Following about a 90-minute discussion Tuesday, the Jordan Board of Education voted to abandon an 11th hour effort to let everyone in the district vote on whether to split in two, and instead took a neutral position on the controversial issue.

The board had examined a proposal to petition Salt Lake County for a school district split but only if east side cities decided to put the measure on the ballot. The board said it wanted to let everyone in the district vote on the proposal to split the district. But having the cities seek a split allows only those in the proposed boundary to vote — a thorn in the side of west-side residents.

But questions remained as to whether the district request could meet legal deadlines, or invite a lawsuit the district doesn't want.

"I think everyone ought to have a voice in this ... but let municipalities fight this fight," board vice president Tracy Cowdell said. "I'm almost certain this issue will be litigated ... it just doesn't have to be us that does it."

But board member Peggy Jo Kennett, with colleague Randy Brinkerhoff, supported petitioning the county.

"We're not trying to stop the vote; we're not trying to take a position on whether the district should split," Kennett said. "We're trying to concentrate on a constitutional issue of who has the right to vote. Everyone would be affected by a district split ... therefore, everyone should have a right to vote."

Members voted 5-to-2 to abandon the effort, and 4-to-3 to take a neutral position on the issue.

State law maps three separate routes to split a district: through a citizens petition, a request from an existing district, or an interlocal group, which is the process underway now by east-side cities Alta, Cottonwood Heights, Draper, Midvale, Sandy and Salt Lake County. Councils are expected to vote in mid-July whether to put the question to voters who live within the proposed new district boundary, as stated in the law, this November.

But the law says everyone in the existing school district can have a vote if a district asks the county for a split.
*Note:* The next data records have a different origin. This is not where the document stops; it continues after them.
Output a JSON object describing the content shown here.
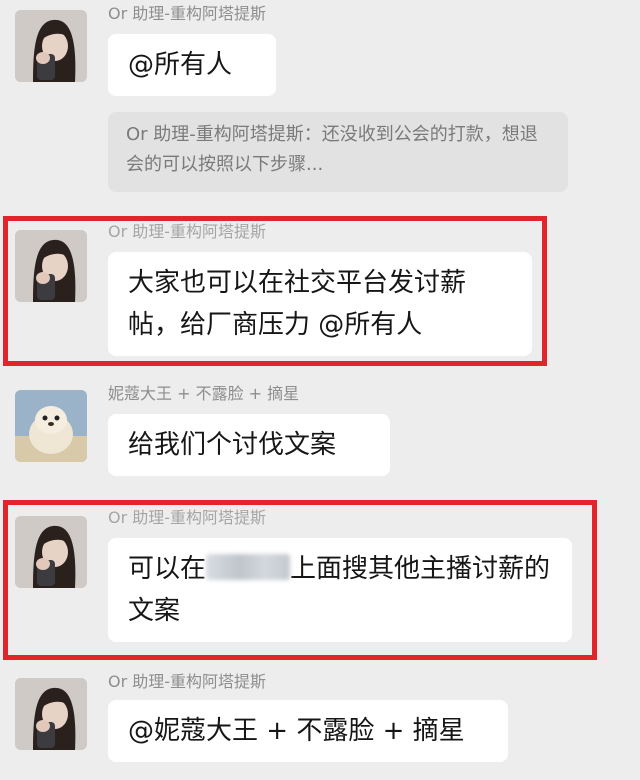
{
  "messages": [
    {
      "sender": "Or 助理-重构阿塔提斯",
      "text": "@所有人",
      "quote": "Or 助理-重构阿塔提斯：还没收到公会的打款，想退会的可以按照以下步骤...",
      "avatar": "girl-selfie-avatar"
    },
    {
      "sender": "Or 助理-重构阿塔提斯",
      "text": "大家也可以在社交平台发讨薪帖，给厂商压力 @所有人",
      "highlighted": true,
      "avatar": "girl-selfie-avatar"
    },
    {
      "sender": "妮蔻大王 + 不露脸 + 摘星",
      "text": "给我们个讨伐文案",
      "avatar": "seal-plush-avatar"
    },
    {
      "sender": "Or 助理-重构阿塔提斯",
      "text_before": "可以在",
      "text_after": "上面搜其他主播讨薪的文案",
      "redacted": true,
      "highlighted": true,
      "avatar": "girl-selfie-avatar"
    },
    {
      "sender": "Or 助理-重构阿塔提斯",
      "text": "@妮蔻大王 + 不露脸 + 摘星",
      "avatar": "girl-selfie-avatar"
    }
  ],
  "colors": {
    "background": "#ededed",
    "bubble": "#ffffff",
    "quote": "#e2e2e2",
    "highlight": "#e2252b",
    "sender": "#8e8e8e"
  }
}
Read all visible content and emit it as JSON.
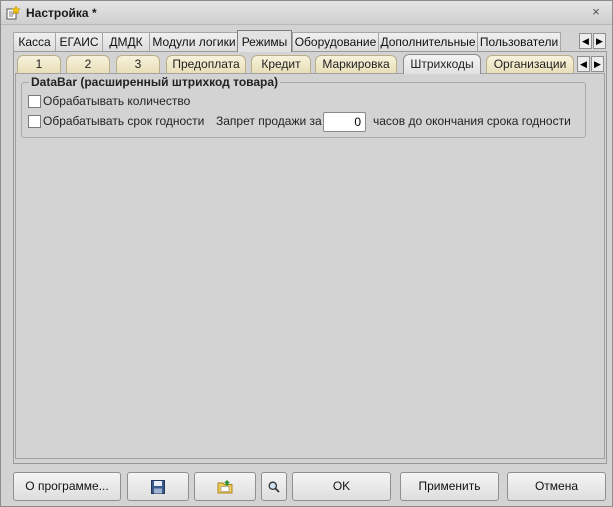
{
  "window": {
    "title": "Настройка *",
    "close_glyph": "×"
  },
  "top_tabs": {
    "items": [
      "Касса",
      "ЕГАИС",
      "ДМДК",
      "Модули логики",
      "Режимы",
      "Оборудование",
      "Дополнительные",
      "Пользователи"
    ],
    "active": "Режимы",
    "scroll_left": "◀",
    "scroll_right": "▶"
  },
  "inner_tabs": {
    "items": [
      "1",
      "2",
      "3",
      "Предоплата",
      "Кредит",
      "Маркировка",
      "Штрихкоды",
      "Организации"
    ],
    "active": "Штрихкоды",
    "scroll_left": "◀",
    "scroll_right": "▶"
  },
  "databar_group": {
    "title": "DataBar (расширенный штрихкод товара)",
    "process_quantity_label": "Обрабатывать количество",
    "process_quantity_checked": false,
    "process_expiry_label": "Обрабатывать срок годности",
    "process_expiry_checked": false,
    "sale_ban_label": "Запрет продажи за",
    "sale_ban_hours_value": "0",
    "sale_ban_suffix": "часов до окончания срока годности"
  },
  "footer": {
    "about_label": "О программе...",
    "save_icon": "floppy-disk-icon",
    "folder_icon": "folder-icon",
    "search_icon": "magnifier-icon",
    "ok_label": "OK",
    "apply_label": "Применить",
    "cancel_label": "Отмена"
  }
}
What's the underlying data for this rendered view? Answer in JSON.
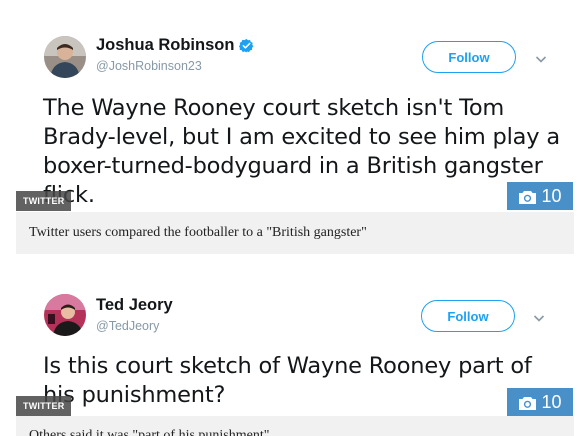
{
  "tweets": [
    {
      "name": "Joshua Robinson",
      "handle": "@JoshRobinson23",
      "follow_label": "Follow",
      "text": "The Wayne Rooney court sketch isn't Tom Brady-level, but I am excited to see him play a boxer-turned-bodyguard in a British gangster flick.",
      "verified": true,
      "source_tag": "TWITTER",
      "photo_count": "10",
      "caption": "Twitter users compared the footballer to a \"British gangster\""
    },
    {
      "name": "Ted Jeory",
      "handle": "@TedJeory",
      "follow_label": "Follow",
      "text": "Is this court sketch of Wayne Rooney part of his punishment?",
      "verified": false,
      "source_tag": "TWITTER",
      "photo_count": "10",
      "caption": "Others said it was \"part of his punishment\""
    }
  ],
  "colors": {
    "twitter_blue": "#1da1f2",
    "photo_badge": "#4a90c8",
    "caption_bg": "#f1f1f1",
    "handle_grey": "#8899a6"
  },
  "icons": {
    "verified": "verified-badge-icon",
    "chevron": "chevron-down-icon",
    "camera": "camera-icon"
  }
}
Board President J. Dale Christensen said the board examined the possibility in hopes of resolving a constitutional question, first raised by five west-side mayors, of whether some could be excluded from voting on an issue that affects them. Board attorney Blake Ostler said an east-side only vote would essentially unseat officials the west side elected to represent them, and without a west side say.
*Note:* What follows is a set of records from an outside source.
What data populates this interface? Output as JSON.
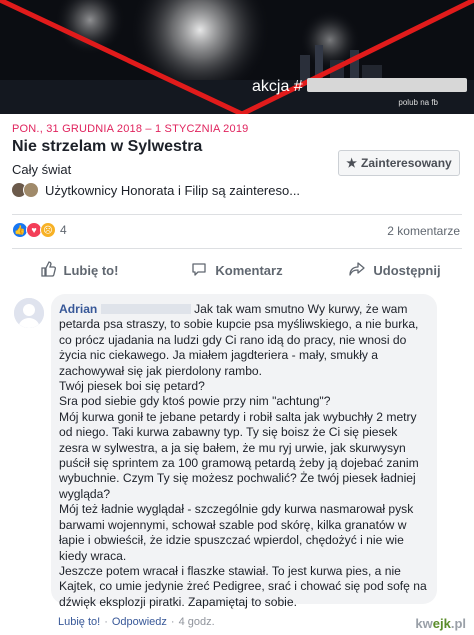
{
  "banner": {
    "text": "akcja #",
    "sub": "polub na fb"
  },
  "event": {
    "date": "PON., 31 GRUDNIA 2018 – 1 STYCZNIA 2019",
    "title": "Nie strzelam w Sylwestra",
    "subtitle": "Cały świat",
    "interested_label": "Zainteresowany",
    "interested_text": "Użytkownicy Honorata i Filip są zaintereso...",
    "reaction_count": "4",
    "comments_count": "2 komentarze"
  },
  "actions": {
    "like": "Lubię to!",
    "comment": "Komentarz",
    "share": "Udostępnij"
  },
  "comment": {
    "author": "Adrian",
    "lines": [
      "Jak tak wam smutno Wy kurwy, że wam petarda psa straszy, to sobie kupcie psa myśliwskiego, a nie burka, co prócz ujadania na ludzi gdy Ci rano idą do pracy, nie wnosi do życia nic ciekawego. Ja miałem jagdteriera - mały, smukły a zachowywał się jak pierdolony rambo.",
      "Twój piesek boi się petard?",
      "Sra pod siebie gdy ktoś powie przy nim \"achtung\"?",
      "Mój kurwa gonił te jebane petardy i robił salta jak wybuchły 2 metry od niego. Taki kurwa zabawny typ. Ty się boisz że Ci się piesek zesra w sylwestra, a ja się bałem, że mu ryj urwie, jak skurwysyn puścił się sprintem za 100 gramową petardą żeby ją dojebać zanim wybuchnie. Czym Ty się możesz pochwalić? Że twój piesek ładniej wygląda?",
      "Mój też ładnie wyglądał - szczególnie gdy kurwa nasmarował pysk barwami wojennymi, schował szable pod skórę, kilka granatów w łapie i obwieścił, że idzie spuszczać wpierdol, chędożyć i nie wie kiedy wraca.",
      "Jeszcze potem wracał i flaszke stawiał. To jest kurwa pies, a nie Kajtek, co umie jedynie żreć Pedigree, srać i chować się pod sofę na dźwięk eksplozji piratki. Zapamiętaj to sobie."
    ],
    "like_link": "Lubię to!",
    "reply_link": "Odpowiedz",
    "time": "4 godz."
  },
  "watermark": {
    "prefix": "kw",
    "brand": "ejk",
    "suffix": ".pl"
  },
  "colors": {
    "date_red": "#e0245e",
    "link_blue": "#385898",
    "cross_red": "#e11b1b"
  }
}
Several west-siders supported his message.

"If the district has any way to make it a districtwide vote, I want my voice to be heard," said Angela Davis, parent from Foothills Elementary in Riverton. If west siders remained barred from a vote, she said, "I'm personally looking into a class-action lawsuit."

Sen. Carlene Walker, R-Cottonwood Heights, doubted the district could meet the "very prescriptive timeline that's in statute" to put its request on the November ballot, including having the county form a committee to study the matter and take public comment first.

Ostler agreed but told the board: "Unless you ask, the county has no legal authority ... to allow all voters in the Jordan School District to have a say."

Walker, however, believes the district's proposal was otherwise motivated. "They really want to derail the division," she said in an interview.

Board member Kim Horiuchi said some of her constituents believed the board's proposal was outside the spirit of the law.